Thomas Kutschaty im Interview„Die SPD ist wie der Otto-Katalog von früher“

Lesezeit 5 Minuten
5F9A66003C94875D

Thomas Kutschaty

  • Thomas Kutschaty, Fraktionschef der SPD im NRW-Landtag, analysiert die Fehler seiner Partei – und wirbt für eine Minderheitsregierung in Hessen.

Herr Kutschaty, fliegt die Groko in Berlin bei einem SPD-Desaster auseinander?

Ich setze mir keine Schmerzgrenze. Es ist nicht ausgeschlossen, dass die SPD den Ministerpräsidenten stellen kann. Wir werden in Zukunft wahrscheinlich vermehrt Dreierbündnisse bilden müssen. Da muss auch die SPD neu denken. Wichtig ist, dass die CDU in der Regierung abgelöst wird. Auch die Minderheitsregierung ist eine Option für die Zukunft. Wir haben in NRW damit gute Erfahrungen gemacht.

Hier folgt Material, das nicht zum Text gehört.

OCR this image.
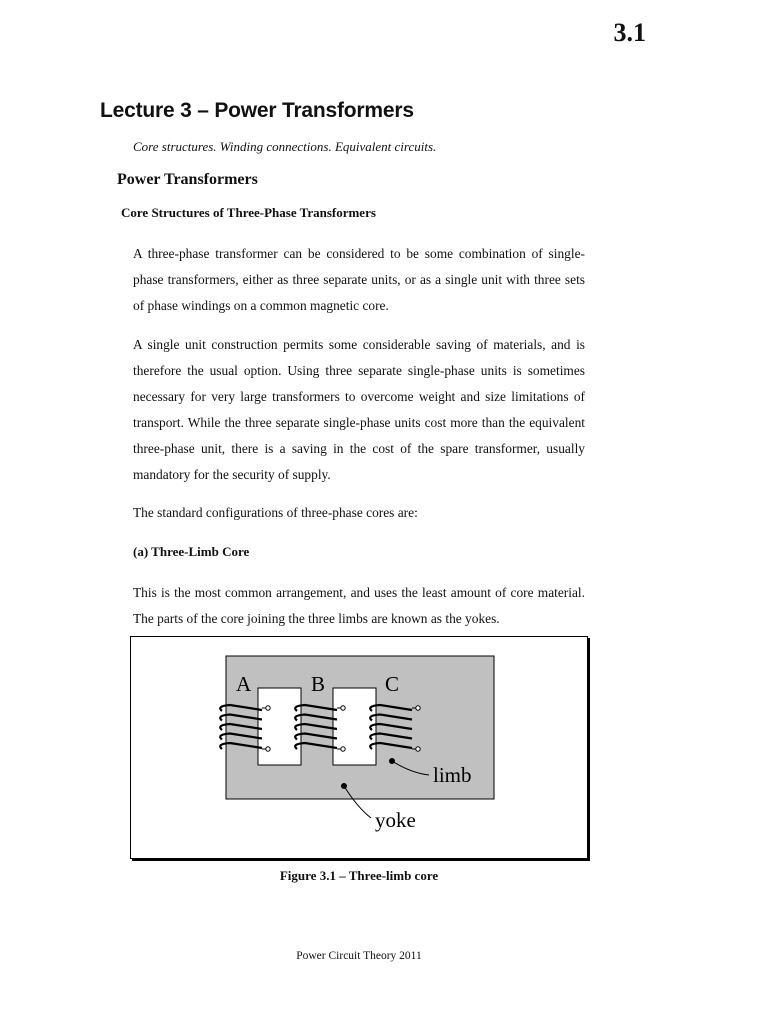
3.1
Lecture 3 – Power Transformers
Core structures. Winding connections. Equivalent circuits.
Power Transformers
Core Structures of Three-Phase Transformers

A three-phase transformer can be considered to be some combination of single-phase transformers, either as three separate units, or as a single unit with three sets of phase windings on a common magnetic core.

A single unit construction permits some considerable saving of materials, and is therefore the usual option. Using three separate single-phase units is sometimes necessary for very large transformers to overcome weight and size limitations of transport. While the three separate single-phase units cost more than the equivalent three-phase unit, there is a saving in the cost of the spare transformer, usually mandatory for the security of supply.

The standard configurations of three-phase cores are:

(a) Three-Limb Core

This is the most common arrangement, and uses the least amount of core material. The parts of the core joining the three limbs are known as the yokes.

A	B	C
limb
yoke
Figure 3.1 – Three-limb core
Power Circuit Theory 2011
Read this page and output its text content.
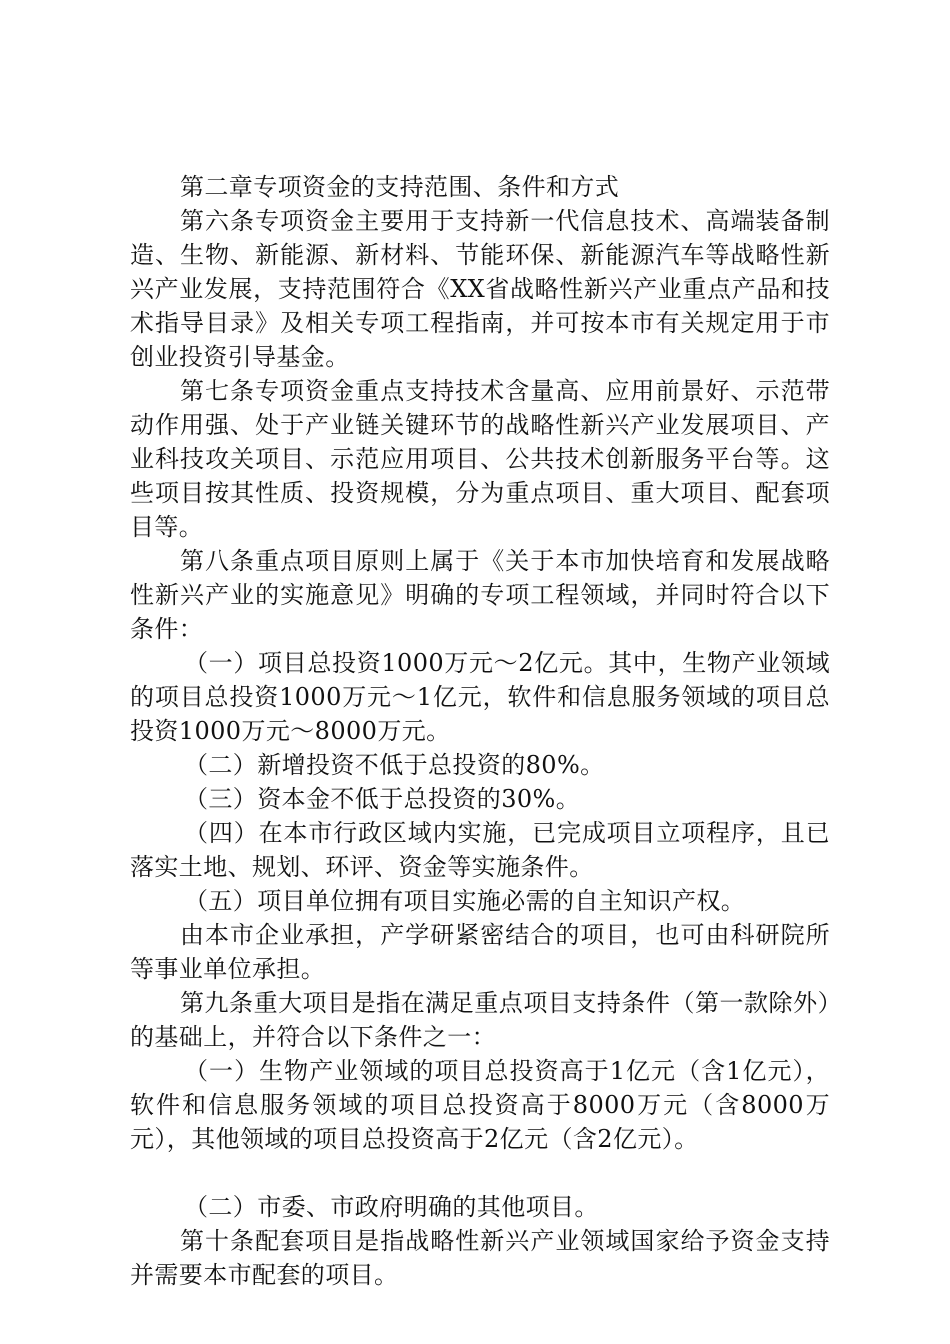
第二章专项资金的支持范围、条件和方式

第六条专项资金主要用于支持新一代信息技术、高端装备制造、生物、新能源、新材料、节能环保、新能源汽车等战略性新兴产业发展，支持范围符合《XX省战略性新兴产业重点产品和技术指导目录》及相关专项工程指南，并可按本市有关规定用于市创业投资引导基金。

第七条专项资金重点支持技术含量高、应用前景好、示范带动作用强、处于产业链关键环节的战略性新兴产业发展项目、产业科技攻关项目、示范应用项目、公共技术创新服务平台等。这些项目按其性质、投资规模，分为重点项目、重大项目、配套项目等。

第八条重点项目原则上属于《关于本市加快培育和发展战略性新兴产业的实施意见》明确的专项工程领域，并同时符合以下条件：

（一）项目总投资1000万元～2亿元。其中，生物产业领域的项目总投资1000万元～1亿元，软件和信息服务领域的项目总投资1000万元～8000万元。

（二）新增投资不低于总投资的80%。

（三）资本金不低于总投资的30%。

（四）在本市行政区域内实施，已完成项目立项程序，且已落实土地、规划、环评、资金等实施条件。

（五）项目单位拥有项目实施必需的自主知识产权。

由本市企业承担，产学研紧密结合的项目，也可由科研院所等事业单位承担。

第九条重大项目是指在满足重点项目支持条件（第一款除外）的基础上，并符合以下条件之一：

（一）生物产业领域的项目总投资高于1亿元（含1亿元），软件和信息服务领域的项目总投资高于8000万元（含8000万元），其他领域的项目总投资高于2亿元（含2亿元）。

（二）市委、市政府明确的其他项目。

第十条配套项目是指战略性新兴产业领域国家给予资金支持并需要本市配套的项目。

Ist auch Rot-Rot-Grün denkbar?

Das muss man immer im Einzelfall bewerten.

Welche Zukunft hat die Groko?

So wie es jetzt funktioniert, kann es nicht weitergehen. Die SPD hat sich vorgenommen, im kommenden Jahr bei einem Bundesparteitag Bilanz zu ziehen. Wenn wir bis dahin keine sichtbaren Erfolge für die SPD verbuchen können, bin ich skeptisch, ob die Basis einer Weiterführung zustimmt. Viele frühere Groko-Befürworter haben ihre Meinung mittlerweile geändert.

Wie zufrieden sind Sie mit dem Neustart der NRW-SPD?

Wir arbeiten unter erschwerten bundespolitischen Bedingungen. Das macht sich auch in den Umfragewerten bemerkbar. Wir haben aber bereits wichtige Themen angestoßen: zum Beispiel im Bereich der Wohnungsbaupolitik und auch beim Umbau des Sozialstaats.

Aber Sie sind offenbar nicht immer mit Parteichef Sebastian Hartmann einer Meinung.

So unterschiedlich wie behauptet sind die Positionen gar nicht. Bei der Beurteilung der Groko haben wir vielleicht eine unterschiedliche Wortwahl, mehr nicht.

Was läuft schief in der SPD?

Wir haben nicht genug herausgearbeitet, wofür wir Sozialdemokraten stehen. Wir drucken 180 Seiten dicke Wahlprogramme, aber nicht einmal unsere Mitglieder an den Infoständen können in drei Sätzen erklären, warum man die SPD wählen soll. Wir sind wie der Otto-Katalog von früher – bieten von allem etwas an, aber der Kern wird nicht klar erkennbar. Im Augenblick haben dafür die Grünen den Lauf. Das wird nicht ewig halten – aber sie stehen eben sehr klar für ein Thema, was gerade offenbar en vogue ist: den Braunkohleausstieg.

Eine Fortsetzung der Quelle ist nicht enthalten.